O mar chega até onde a vista alcança, diz-nos a imaginação, mas para conseguirmos alcançar aonde a vista alcança, temos que ter os pés firmes em qualquer coisa. E o mar chega até onde podermos levar os nossos pensamentos, as nossas ideias, pelos ventos que a nossa imaginação cria, no entanto, a imaginação para poder ter um sentido, precisa no entanto de um guia, porque sem guia não consegue encontrar um rumo. E para poder encontrar um rumo, é preciso ter segurança em algo firme, seja na nossa imaginação seja na terra firme.

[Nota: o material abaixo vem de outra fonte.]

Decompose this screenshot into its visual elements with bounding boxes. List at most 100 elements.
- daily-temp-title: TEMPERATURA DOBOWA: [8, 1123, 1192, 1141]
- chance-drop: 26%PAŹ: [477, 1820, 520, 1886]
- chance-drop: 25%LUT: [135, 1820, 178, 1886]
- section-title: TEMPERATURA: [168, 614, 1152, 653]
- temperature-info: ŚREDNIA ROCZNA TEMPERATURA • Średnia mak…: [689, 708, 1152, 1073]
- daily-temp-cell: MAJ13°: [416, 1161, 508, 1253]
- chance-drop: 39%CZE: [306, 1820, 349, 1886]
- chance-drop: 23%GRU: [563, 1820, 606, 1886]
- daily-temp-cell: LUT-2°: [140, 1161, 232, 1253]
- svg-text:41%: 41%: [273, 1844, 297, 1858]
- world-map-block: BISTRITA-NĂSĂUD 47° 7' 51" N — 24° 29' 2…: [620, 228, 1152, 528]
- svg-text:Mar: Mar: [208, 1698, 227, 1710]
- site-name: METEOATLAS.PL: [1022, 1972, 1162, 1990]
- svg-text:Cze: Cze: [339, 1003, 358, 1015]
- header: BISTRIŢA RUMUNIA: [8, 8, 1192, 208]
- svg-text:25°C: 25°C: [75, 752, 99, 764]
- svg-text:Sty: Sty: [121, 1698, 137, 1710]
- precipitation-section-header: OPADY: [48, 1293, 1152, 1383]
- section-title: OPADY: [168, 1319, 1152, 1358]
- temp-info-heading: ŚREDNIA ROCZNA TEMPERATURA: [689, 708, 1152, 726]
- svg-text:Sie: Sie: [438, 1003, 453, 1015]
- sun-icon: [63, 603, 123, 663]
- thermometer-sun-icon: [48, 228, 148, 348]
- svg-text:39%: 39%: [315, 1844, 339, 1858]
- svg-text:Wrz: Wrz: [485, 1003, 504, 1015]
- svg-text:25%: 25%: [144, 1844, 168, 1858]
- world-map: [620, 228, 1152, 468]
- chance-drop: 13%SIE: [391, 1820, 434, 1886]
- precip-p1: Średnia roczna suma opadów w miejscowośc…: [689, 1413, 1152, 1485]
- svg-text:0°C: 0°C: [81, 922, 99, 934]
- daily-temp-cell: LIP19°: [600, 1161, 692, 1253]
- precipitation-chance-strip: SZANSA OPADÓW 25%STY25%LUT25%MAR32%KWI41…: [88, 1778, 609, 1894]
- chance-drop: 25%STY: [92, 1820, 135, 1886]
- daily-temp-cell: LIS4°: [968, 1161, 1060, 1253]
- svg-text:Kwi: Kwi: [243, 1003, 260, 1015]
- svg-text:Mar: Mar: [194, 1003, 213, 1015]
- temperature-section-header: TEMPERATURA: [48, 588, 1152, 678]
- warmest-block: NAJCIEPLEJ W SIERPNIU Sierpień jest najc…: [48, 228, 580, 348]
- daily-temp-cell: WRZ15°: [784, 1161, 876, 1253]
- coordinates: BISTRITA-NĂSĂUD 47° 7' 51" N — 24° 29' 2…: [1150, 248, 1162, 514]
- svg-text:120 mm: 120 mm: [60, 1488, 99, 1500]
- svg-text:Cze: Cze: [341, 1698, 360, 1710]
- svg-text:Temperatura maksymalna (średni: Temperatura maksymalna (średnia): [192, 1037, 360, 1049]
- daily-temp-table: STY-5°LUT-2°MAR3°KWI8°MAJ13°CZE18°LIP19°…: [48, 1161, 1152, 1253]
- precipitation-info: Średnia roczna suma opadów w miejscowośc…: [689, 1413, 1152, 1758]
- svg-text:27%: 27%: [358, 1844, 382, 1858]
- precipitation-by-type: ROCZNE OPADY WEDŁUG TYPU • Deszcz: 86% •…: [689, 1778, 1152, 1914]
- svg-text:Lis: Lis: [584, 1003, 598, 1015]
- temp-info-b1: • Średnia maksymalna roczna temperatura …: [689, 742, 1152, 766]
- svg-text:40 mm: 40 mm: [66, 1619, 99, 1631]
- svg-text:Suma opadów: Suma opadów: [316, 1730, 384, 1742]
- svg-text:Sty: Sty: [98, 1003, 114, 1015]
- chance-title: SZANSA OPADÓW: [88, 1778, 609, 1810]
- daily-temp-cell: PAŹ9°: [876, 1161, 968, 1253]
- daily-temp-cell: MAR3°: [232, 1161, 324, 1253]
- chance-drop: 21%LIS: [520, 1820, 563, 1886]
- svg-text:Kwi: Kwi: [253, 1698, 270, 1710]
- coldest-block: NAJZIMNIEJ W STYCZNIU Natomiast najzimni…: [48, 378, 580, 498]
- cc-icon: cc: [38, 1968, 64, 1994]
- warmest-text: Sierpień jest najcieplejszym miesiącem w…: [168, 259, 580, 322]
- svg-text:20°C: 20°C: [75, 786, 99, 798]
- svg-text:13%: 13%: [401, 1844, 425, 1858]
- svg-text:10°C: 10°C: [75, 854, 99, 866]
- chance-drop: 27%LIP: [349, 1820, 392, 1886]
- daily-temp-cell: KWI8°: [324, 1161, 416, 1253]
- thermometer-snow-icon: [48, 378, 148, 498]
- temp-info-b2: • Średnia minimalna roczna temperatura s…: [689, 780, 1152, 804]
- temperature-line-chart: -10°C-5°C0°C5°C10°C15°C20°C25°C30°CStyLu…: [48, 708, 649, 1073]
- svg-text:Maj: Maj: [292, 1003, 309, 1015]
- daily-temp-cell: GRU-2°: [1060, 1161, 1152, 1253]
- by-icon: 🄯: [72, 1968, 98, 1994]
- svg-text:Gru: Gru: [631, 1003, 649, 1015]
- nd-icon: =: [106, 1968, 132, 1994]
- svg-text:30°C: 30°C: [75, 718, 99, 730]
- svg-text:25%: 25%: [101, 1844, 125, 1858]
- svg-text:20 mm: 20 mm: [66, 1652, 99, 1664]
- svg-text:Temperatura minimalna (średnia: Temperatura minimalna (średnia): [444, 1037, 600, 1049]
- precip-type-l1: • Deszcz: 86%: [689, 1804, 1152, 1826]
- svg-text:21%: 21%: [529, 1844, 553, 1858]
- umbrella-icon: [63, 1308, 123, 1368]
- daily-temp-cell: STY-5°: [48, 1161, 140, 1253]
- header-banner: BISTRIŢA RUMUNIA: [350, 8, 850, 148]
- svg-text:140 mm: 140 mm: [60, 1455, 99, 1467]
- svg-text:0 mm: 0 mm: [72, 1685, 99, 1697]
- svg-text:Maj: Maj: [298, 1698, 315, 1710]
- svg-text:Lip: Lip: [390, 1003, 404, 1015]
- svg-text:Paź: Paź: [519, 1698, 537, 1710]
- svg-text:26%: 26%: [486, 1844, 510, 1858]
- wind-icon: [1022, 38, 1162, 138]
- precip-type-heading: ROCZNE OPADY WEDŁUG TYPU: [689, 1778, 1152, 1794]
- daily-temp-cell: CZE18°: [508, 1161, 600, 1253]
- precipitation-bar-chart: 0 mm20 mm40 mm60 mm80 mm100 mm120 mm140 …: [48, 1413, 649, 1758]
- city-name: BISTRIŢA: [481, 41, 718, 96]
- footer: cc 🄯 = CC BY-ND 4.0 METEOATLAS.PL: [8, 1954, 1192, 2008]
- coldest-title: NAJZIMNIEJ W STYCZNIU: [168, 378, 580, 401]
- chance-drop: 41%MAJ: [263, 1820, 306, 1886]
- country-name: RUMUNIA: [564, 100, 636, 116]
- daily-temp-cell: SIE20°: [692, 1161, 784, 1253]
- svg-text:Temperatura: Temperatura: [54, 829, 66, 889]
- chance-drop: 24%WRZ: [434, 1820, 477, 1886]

E o mar quer chegar até onde pode, sendo que na sua imaginação pretende cobrir toda a Terra, até não existir nenhum grão de areia neste mundo que não sinta o seu toque. A Terra revolta-se contra o intento do mar e contra si lança o fogo das suas entranhas, provocando convulsões, porque apesar de tudo é sobre a Terra que o mar se encontra. Com o fogo a Terra lança também sob a forma líquida o seu elemento sobre o mar, o qual na presença do elemento do mar arrefece e endurece, dando corpo à vingança da Terra sobre a ambição do mar. Das suas entranhas a Terra vomita o seu alimento, trazendo de volta à superfície o que já foi da superfície.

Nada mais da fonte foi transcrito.